This is actually the Pennsylvania band’s second eponymous album; only that small-case first letter separates it from their 1991 debut. Heard in the context of their back catalogue, from that first work to 2000’s Cowboy Poems Free and to 2005’s The End Is Beautiful, echolyn might be their most accessible work to date.
From the introductory bars of opener Islands you know you’re in capable hands, and over its 16 minutes shows everything the band are best at. Ray Weston’s unforced vocal talent tops a tune that balances neo-prog with traditional songcraft. Chris Buzby’s powerful, trad-prog synth sounds are accompanied by Brett Kull’s urgent guitar lines; drummer Paul Ramsey drives smoothly through the many rhythmic gear changes and, importantly, Kull and Buzby’s choral backing vocals add distinctive colour.

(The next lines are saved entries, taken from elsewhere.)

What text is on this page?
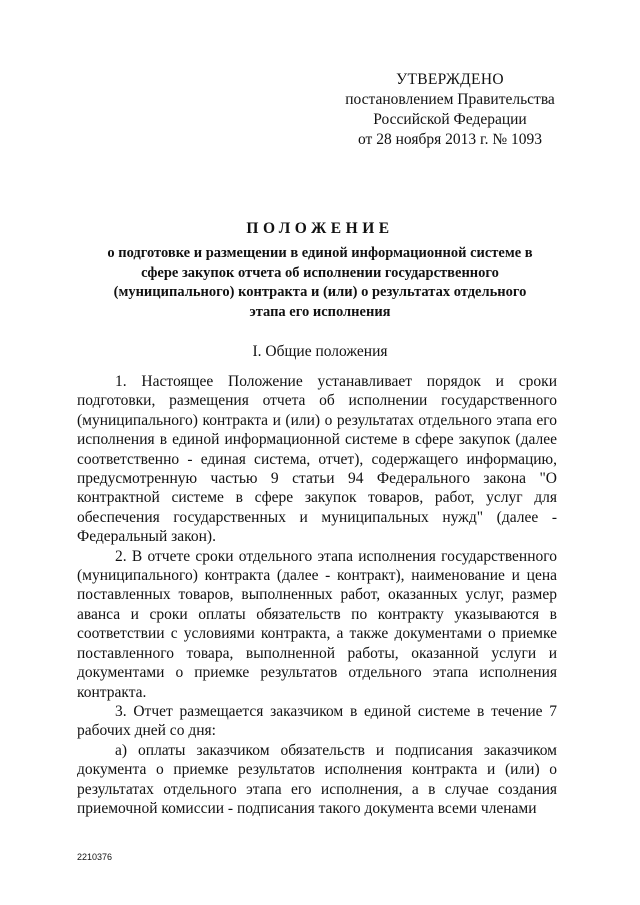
УТВЕРЖДЕНО
постановлением Правительства
Российской Федерации
от 28 ноября 2013 г. № 1093
ПОЛОЖЕНИЕ
о подготовке и размещении в единой информационной системе в сфере закупок отчета об исполнении государственного (муниципального) контракта и (или) о результатах отдельного этапа его исполнения
I. Общие положения

1. Настоящее Положение устанавливает порядок и сроки подготовки, размещения отчета об исполнении государственного (муниципального) контракта и (или) о результатах отдельного этапа его исполнения в единой информационной системе в сфере закупок (далее соответственно - единая система, отчет), содержащего информацию, предусмотренную частью 9 статьи 94 Федерального закона "О контрактной системе в сфере закупок товаров, работ, услуг для обеспечения государственных и муниципальных нужд" (далее - Федеральный закон).

2. В отчете сроки отдельного этапа исполнения государственного (муниципального) контракта (далее - контракт), наименование и цена поставленных товаров, выполненных работ, оказанных услуг, размер аванса и сроки оплаты обязательств по контракту указываются в соответствии с условиями контракта, а также документами о приемке поставленного товара, выполненной работы, оказанной услуги и документами о приемке результатов отдельного этапа исполнения контракта.

3. Отчет размещается заказчиком в единой системе в течение 7 рабочих дней со дня:

а) оплаты заказчиком обязательств и подписания заказчиком документа о приемке результатов исполнения контракта и (или) о результатах отдельного этапа его исполнения, а в случае создания приемочной комиссии - подписания такого документа всеми членами

2210376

The sunny, shimmering Headright rests on a vibrant acoustic shuffle adorned with splashes of glockenspiel and Mellotron, while the languid Locust To Bethlehem (‘I am looking for ghosts/Listening to the pavement/With hopes of raising the dead/So they can shine again’) sparks with more ideas per verse than many mainstream rock albums have over their whole runtimes.
Some Memorial is a poignant reflection on numerous commemorations of death, and it’s also a diatribe against the vapid trappings and distractions of modern life, from soulless coffee shops to pills and cigarettes. The 12-minute musical setting is intriguing, those vocal harmonies come to the fore and Weston really puts the song across. Kull takes the lead admirably on Past Gravity, which opens as a soft acoustic ballad and gradually widens out into a grander, emotive piece.

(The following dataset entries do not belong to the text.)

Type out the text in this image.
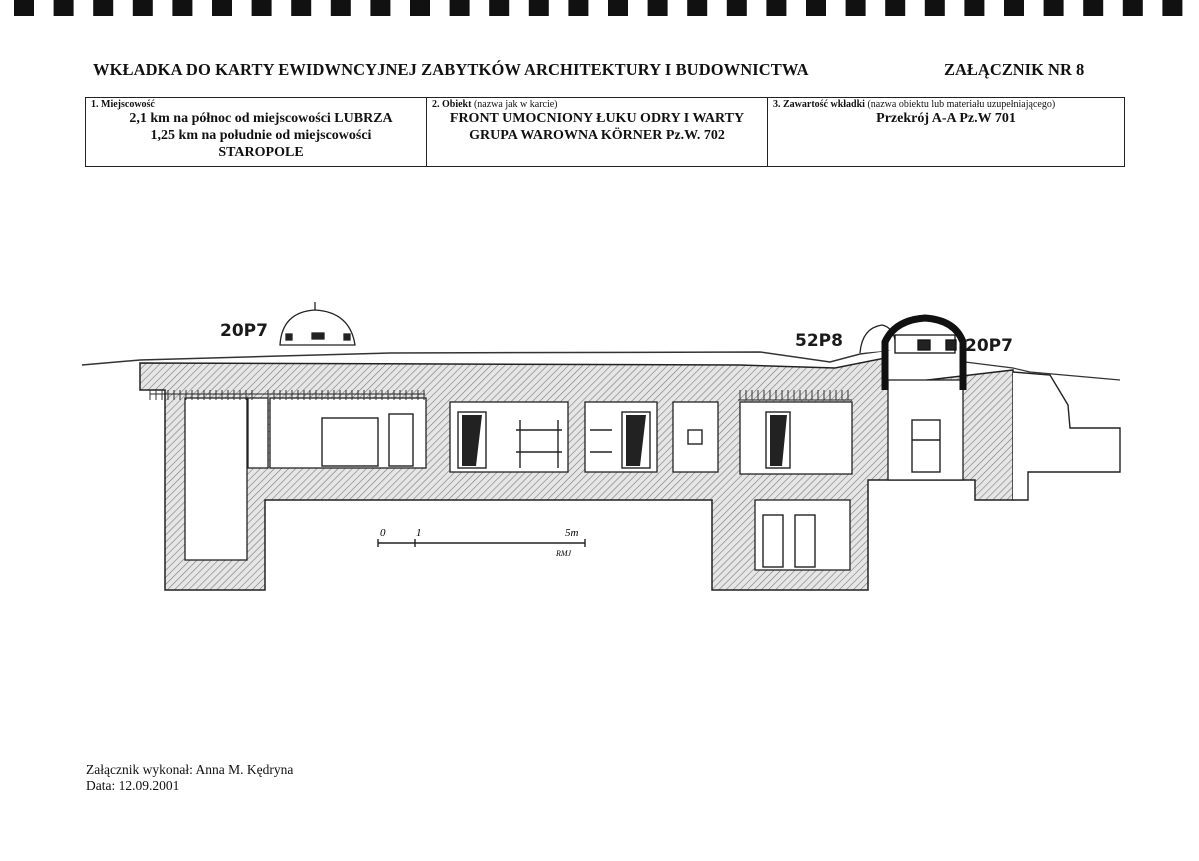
WKŁADKA DO KARTY EWIDWNCYJNEJ ZABYTKÓW ARCHITEKTURY I BUDOWNICTWA	ZAŁĄCZNIK NR 8
1. Miejscowość
2,1 km na północ od miejscowości LUBRZA
1,25 km na południe od miejscowości
STAROPOLE

2. Obiekt (nazwa jak w karcie)
FRONT UMOCNIONY ŁUKU ODRY I WARTY
GRUPA WAROWNA KÖRNER Pz.W. 702

3. Zawartość wkładki (nazwa obiektu lub materiału uzupełniającego)
Przekrój A-A Pz.W 701
20P7	52P8	20P7
0	1	5m
RMJ
Załącznik wykonał: Anna M. Kędryna
Data: 12.09.2001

Echolyn are frequently catchy without resorting to repetitive choruses, but in the rare, chromatic refrain here their muse falls, ‘From a great height past gravity/Through the blue of sea/To the island she’s made’. Less whimsical, When Sunday Spills is a kitchen sink drama about a relationship gone awry. It’s almost Beatlesy in parts, with banjo and a toy piano adding a charming homespun texture. The understated (Speaking In) Lampblack features some gorgeous strings, while manic closer The Cardinal And I signs off with a prog wig-out that leaves no room for doubt about the band’s technical skill.
That facility is a means to an end here. Perhaps now more than ever, echolyn are all about the song, and the vigour and imagination on display here suggest the band are in a good place. It’s a shame that the members are too busy making their respective livings elsewhere to commit to the project full-time. They still have so much to offer.